Coventry grunted. “What about…”

Paul shook his head slightly. “No, she didn’t fuck anyone tonight.” Coventry grimaced. Fuck you, Paul thought, you don’t pay me to be diplomatic.

Coventry opened a desk drawer and rummaged in it. “You don’t have kids, do you, Paul?”

Paul didn’t answer. Coventry knew very well he didn’t.

“Not easy, you know, this parenting business”. He kept rummaging, looking down into the drawer. “You give them the world, and they treat you like shit. If you are lucky enough to have them talk to you at all”. He took a wad of bills from the drawer and began counting out one hundred dollar notes onto the desktop. “Here’s your money”.

Paul came to the side of the desk and picked up his pay. He glimpsed several syringes rolling around in the open drawer with loose spoons and bundles of cash.

“See you tomorrow night,” Coventry said.

His home is a one bedroom flat on the third floor. Thick, dusty drapes cover dirty windows. It is an hour before dawn. Paul drinks a beer on his couch, bathed in the dead light of the TV and the orange bars of the electric radiator. Occasionally he points the remote at the TV and click between the endless Infomercials and religious programs banished to the wasteland of late night TV.

There is a heavy banging on the front door.

The flats have no security. The upper floors are accessed by exterior concrete stairs, open to anyone. This is a cheap part of town. Many of his neighbours alternate between the ranks of the Walking Dead and ultimately futile attempts at lives of stability and normality. So a thick, lifeless thumping on his door in the small hours shouldn’t surprise or even alarm Paul unnecessarily…but this does. Because he recognises that thumping on his door.

“Paul…Paul…I know you’re in there”. The voice breaks into to a deep coughing fit. “It’s me, Paul,” it gurgles.

He stands and unbolts the door to a woman who could be in her sixties, or younger and dying from some kind of terrible disease. Her face is painfully gaunt, her eyes sunken and dazed. Dirty jeans and t-shirt hang off her bony frame. “Paul…Paul…I need help”.

How could she still be alive after all these years? Maybe she isn’t, Paul thinks. Maybe she is just a ghost. Are the Walking Dead really anything but ghosts? She seems like an ageless thing, existing outside time and reason. Even when Paul was younger she seemed this way to him. She had flitted in and out of his life like a ghost, or a dream, in between absences of days or even weeks when Paul would be left alone in their flat; a little boy living on stale bread, cornflakes and weak tea; but determined to survive, determined not to become a ghost, too.

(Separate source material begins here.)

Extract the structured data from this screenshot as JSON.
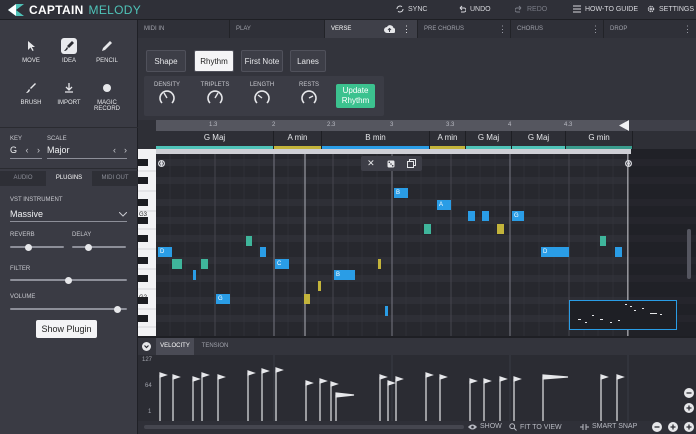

“Come in”, he tells her. “I’ll make you something to eat”. She doesn’t move, only shoots the look at him. His look…but really it was hers first. Don’t fuck with me.

He takes $200 from out of his pocket and hands it to her. She turns and stumbles down the concrete stairs without a second look, cash crumpled in her skeletal hand.

“Goodnight, Mum”, he says after her. She keeps on walking. Paul goes back inside and bolts the door behind him.